Ed è in un certo senso un film inquietantemente vuoto questo Skinamarink, delimitato nell’arco di un’unica terrificante nottata vissuta nell’angusta topografia di un’anonima abitazione – la stessa dimora di gioventù del regista – nella quale ogni cosa sembra svolgersi nella fumosa Twilight Zone del fuoricampo. Una geografia domestica interamente bagnata da una fredda e tenebrosa luce lunare, esplorata attraverso un lento montaggio di ansiogene inquadrature dal basso capaci di rivelare soltanto alcune enigmatiche porzioni architettoniche. Ma ecco che, in tutta questa apparente vuota desolazione, il distorto universo senza spazio né tempo di Skinamarink così tanto desolato non appare affatto, come dimostrano le sibilline e indistinte voci di un padre (Ross Paul) e dei sui due bambini (Lucas Paul e Dali Rose), anch’essi relegati nella terra di nessuno che sta oltre il bordo schermo, intenti a imbastire brevi e criptici discorsi riguardanti un non ben precisato incidente domestico e un’altrettanto eterae madre (Jamie Hill) continuamente evocata ma mai concretamente palesata. E, in verità, neanche i restanti inquilini di questa desolata terra di nessuno riescono mai ad essere catturati nella loro interezza, preferendo far percepire la propria presenza tramite mani, piedi e teste che invadono a sorpresa l’inquadratura come fossero insidiose entità fantasmatiche assolutamente prive di volto e, dunque, di identità.

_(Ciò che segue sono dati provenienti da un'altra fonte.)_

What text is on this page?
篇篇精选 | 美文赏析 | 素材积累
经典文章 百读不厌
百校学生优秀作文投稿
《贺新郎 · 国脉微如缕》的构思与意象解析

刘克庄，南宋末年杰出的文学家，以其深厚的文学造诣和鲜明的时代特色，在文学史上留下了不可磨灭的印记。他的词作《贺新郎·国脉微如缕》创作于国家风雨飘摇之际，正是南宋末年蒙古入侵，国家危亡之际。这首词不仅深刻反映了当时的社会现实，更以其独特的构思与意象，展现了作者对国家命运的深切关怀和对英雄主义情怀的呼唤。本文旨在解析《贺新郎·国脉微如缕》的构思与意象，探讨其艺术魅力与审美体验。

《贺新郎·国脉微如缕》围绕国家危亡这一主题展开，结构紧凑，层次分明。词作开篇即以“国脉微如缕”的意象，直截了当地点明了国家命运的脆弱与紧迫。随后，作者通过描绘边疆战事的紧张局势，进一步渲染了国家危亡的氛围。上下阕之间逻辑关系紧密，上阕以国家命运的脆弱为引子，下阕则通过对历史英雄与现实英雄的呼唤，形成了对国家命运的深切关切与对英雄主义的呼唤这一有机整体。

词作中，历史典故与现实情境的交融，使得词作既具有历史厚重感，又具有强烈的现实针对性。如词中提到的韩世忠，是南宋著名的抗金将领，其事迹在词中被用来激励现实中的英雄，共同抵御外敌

Ma, esattamente come in un sogno a scoppio ritardato, ben presto la già sfilacciata trama della realtà inizia pericolosamente a disfarsi ancor più, nel momento in cui porte e finestre cominciano inspiegabilmente a cambiare collocazione o, peggio ancora, a scomparire nel nulla, rendendo dunque prigionieri i nostri incauti Hansel & Gretel di un ultraterreno limbo spazio-temporale che tanto assomiglia al perenne loop di oscurità che pendeva, come una sovrannaturale spada di Damocle, sul penrosiano manicomio di ESP – Fenomeni paranormali. E come se non bastasse, mentre la già sinistra abitazione inizia a incarnare sempre più i perturbanti connotati di quelle escheriane Backrooms tanto care all’universo creepypasta , qualcuno o, meglio, qualcosa sembrerebbe pazientemente attendere acquattato fra i tenebrosi e disturbati pixel di quella viscida video-Oscurità, ribollente come un nugolo di affamati scarafaggi, nel cui profondo pozzo la fantasia può davvero partorire i suoi più vividi mostri. È dunque un’esperienza decisamente unica nel suo genere quella offerta da Skinamarink: un film che definire tale fino in fondo appare, forse, decisamente inopportuno. Un film che potrà piacere o scontentare in egual misura e intensità ma che, così come assicurato dal suo stesso visionario autore, una volta spente le luci e ficcata la testolina sotto le coperte, nel solitario buio di una qualunque cameretta continuerà insidiosamente a compiere il suo sporco, viscerale e traumatizzante lavoraccio.